Proof Retail Based Enabling Development is a Folly


Today the owners of Liverpool’s St John’s shopping centre scrapped plans for a £100m redevelopment due to “over supply of retail” in the city.

A Land Securities spokesperson explained, “There is a local oversupply of retail and it would not be prudent of us to bring forward further space. “

Since their surprise at having their last retail based enabling association blocked, due to massive departures from agreed planning policy, Everton have continued to pursue this type of funding model with their CEO recently stating “to bring a stadium to life is a Kirkby type funding model with substantial private sector support facilitated by a supportive and progressive City Council.”

KEIOC’s has made its position clear; firstly, despite a change in council no sizable retail based enabling development will happen particularly at their favoured central location. Secondly, it’s now accepted that the type of stadium that this model would deliver is grossly inappropriate for a club with ambition, as even with near capacity crowds and non-existent events a mere £6m would be generated for the club. Finally, it is now apparent that this "at all costs" move from Goodison is for the benefit of another company.

Alleged Evertonian and CEO of Tesco Terry Leahy has recently stated “I think, for their own reasons which you can understand, Everton for the moment are not progressing with Kirkby and are considering other options. I think it could still be on the table, yes.
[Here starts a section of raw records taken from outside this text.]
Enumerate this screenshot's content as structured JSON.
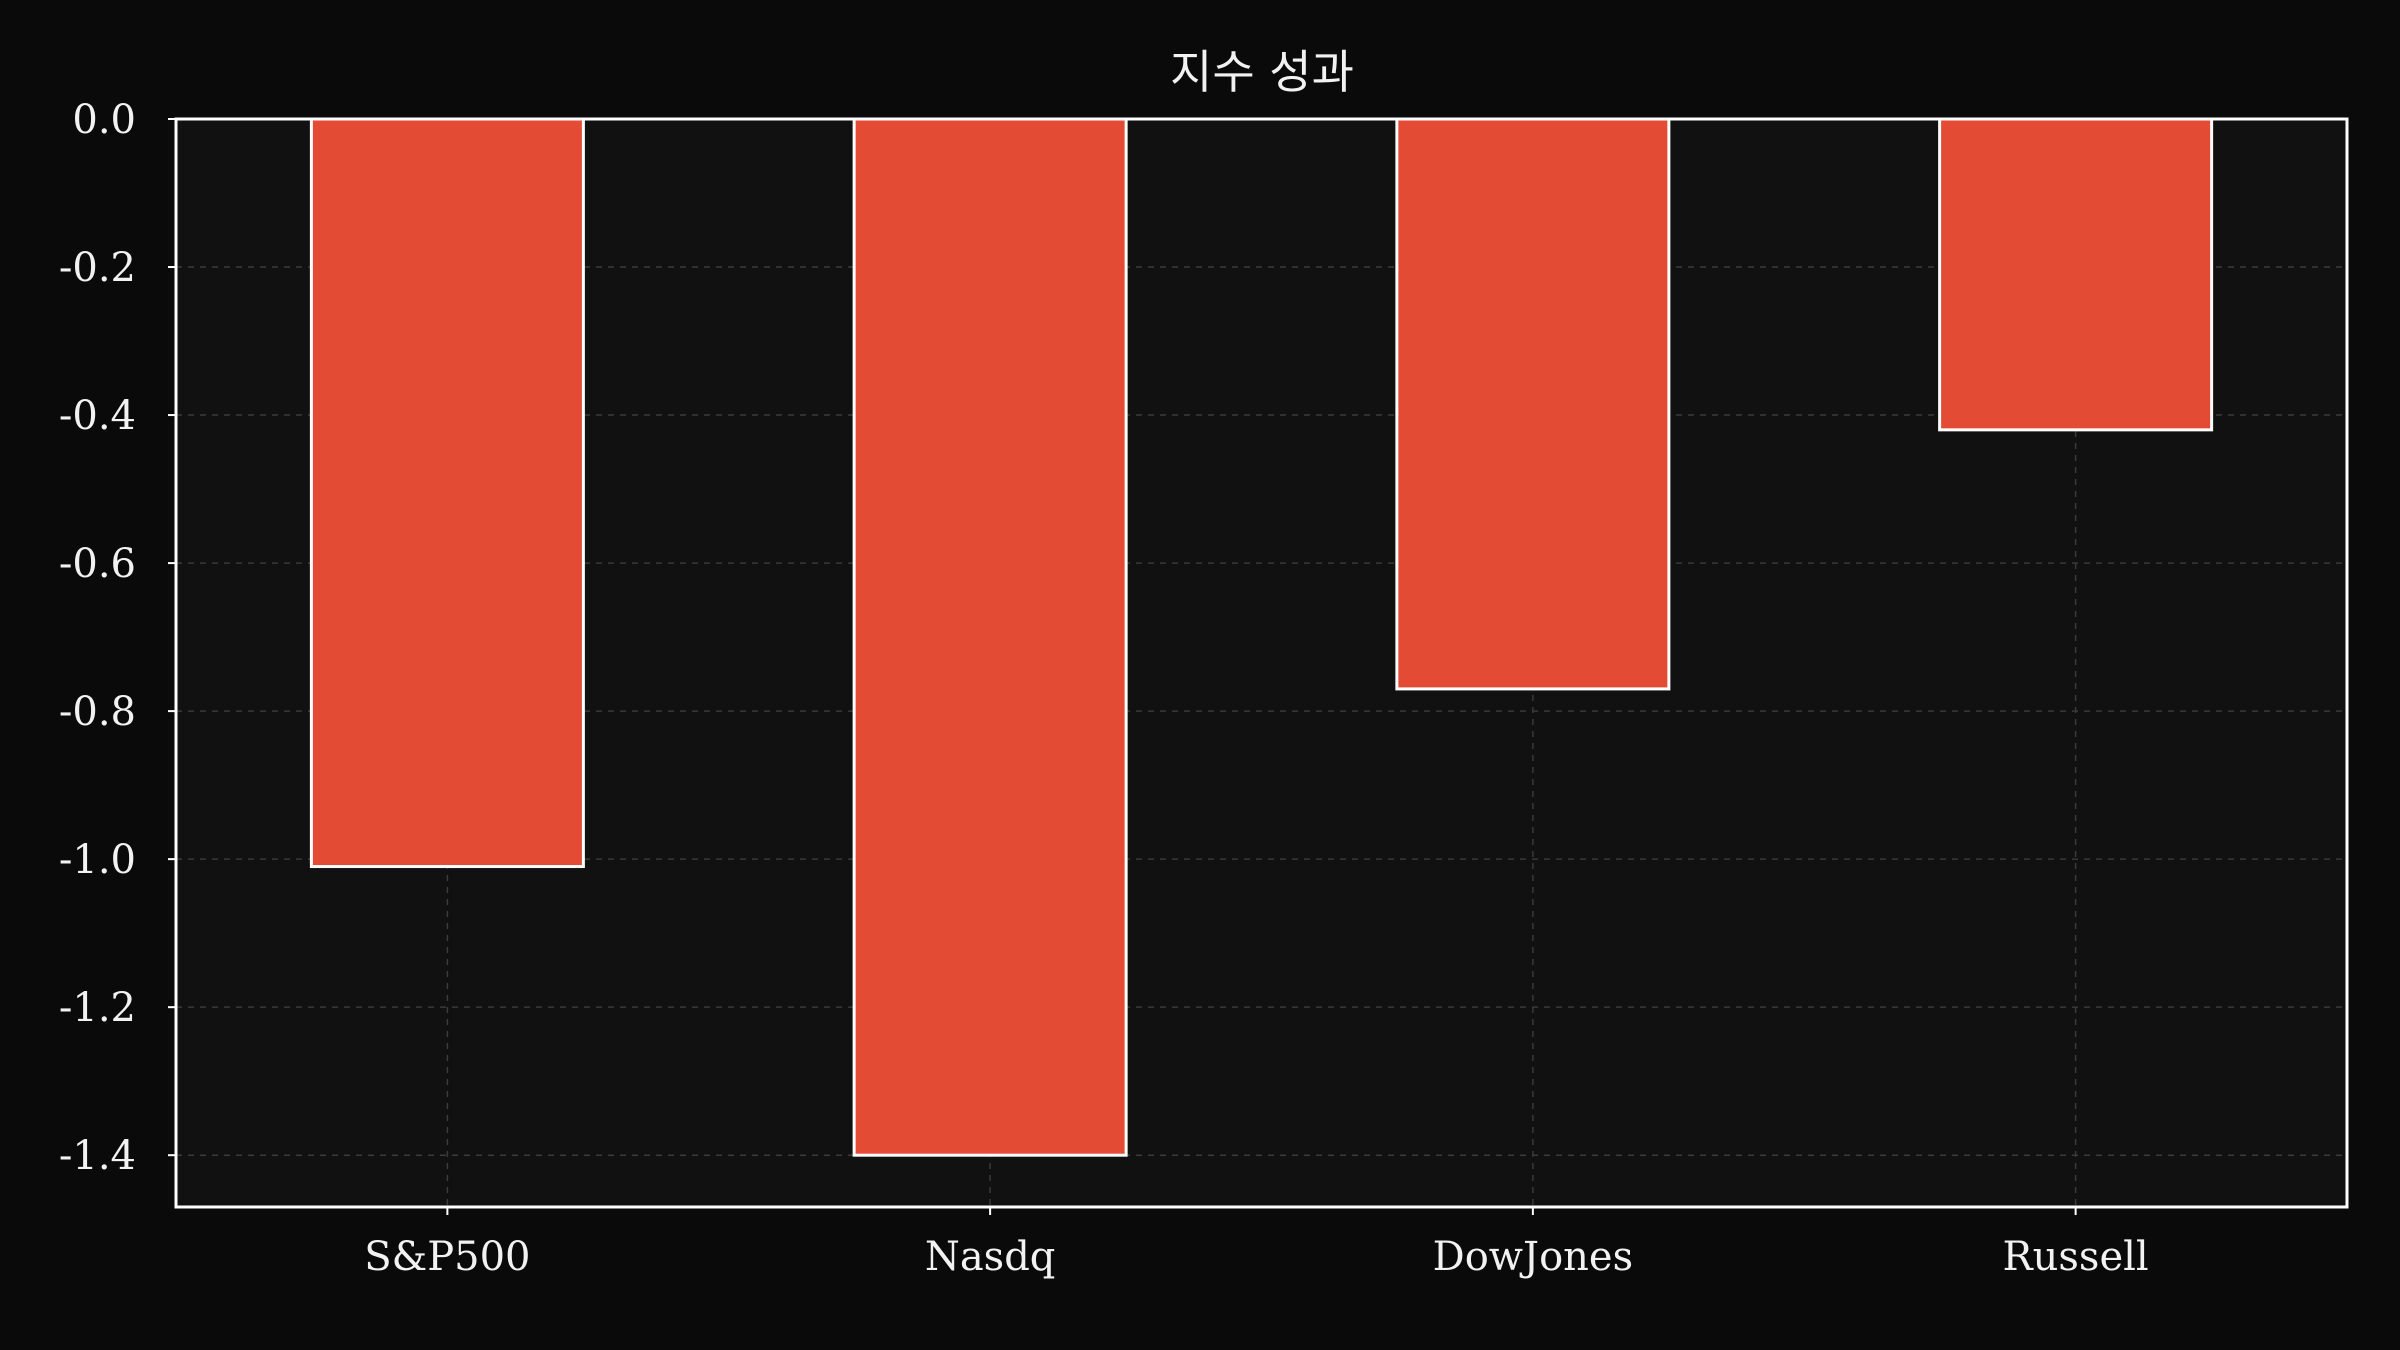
{
  "chart_data": {
    "type": "bar",
    "title": "지수 성과",
    "categories": [
      "S&P500",
      "Nasdq",
      "DowJones",
      "Russell"
    ],
    "values": [
      -1.01,
      -1.4,
      -0.77,
      -0.42
    ],
    "xlabel": "",
    "ylabel": "",
    "ylim": [
      -1.47,
      0.0
    ],
    "yticks": [
      0.0,
      -0.2,
      -0.4,
      -0.6,
      -0.8,
      -1.0,
      -1.2,
      -1.4
    ],
    "ytick_labels": [
      "0.0",
      "-0.2",
      "-0.4",
      "-0.6",
      "-0.8",
      "-1.0",
      "-1.2",
      "-1.4"
    ],
    "grid": true,
    "legend": "none",
    "colors": {
      "background": "#0a0a0a",
      "plot_background": "#111111",
      "bar_fill": "#e34b35",
      "bar_edge": "#ffffff",
      "axes": "#ffffff",
      "grid": "#3a3a3a",
      "text": "#f2f2f2"
    }
  }
}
But I can understand why the club want to consider other options.”

Tesco are currently embroiled in a legal action against Liverpool City Council and St Modwen’s which is preventing supermarket rival Sainsbury’s building their largest supermarket in Liverpool in nearby Great Homer St.

Once again KEIOC are advising the club that the no nonsense approach of  incremental redevelopment of Goodison Park can begin this year, can be achieved with no additional debt burden and would “enable” Everton to significantly increase their revenue streams through the development, within a football quarter, of a smart stadium ; that is one that brings in revenue on more of the 340 days a year when Goodison wouldn’t be operating as a football stadium.

This option isn’t popular with the advisors to the Everton board so we’re likely to once again observe the usual pantomime which genuine Evertonians and shareholders have sadly become accustomed to.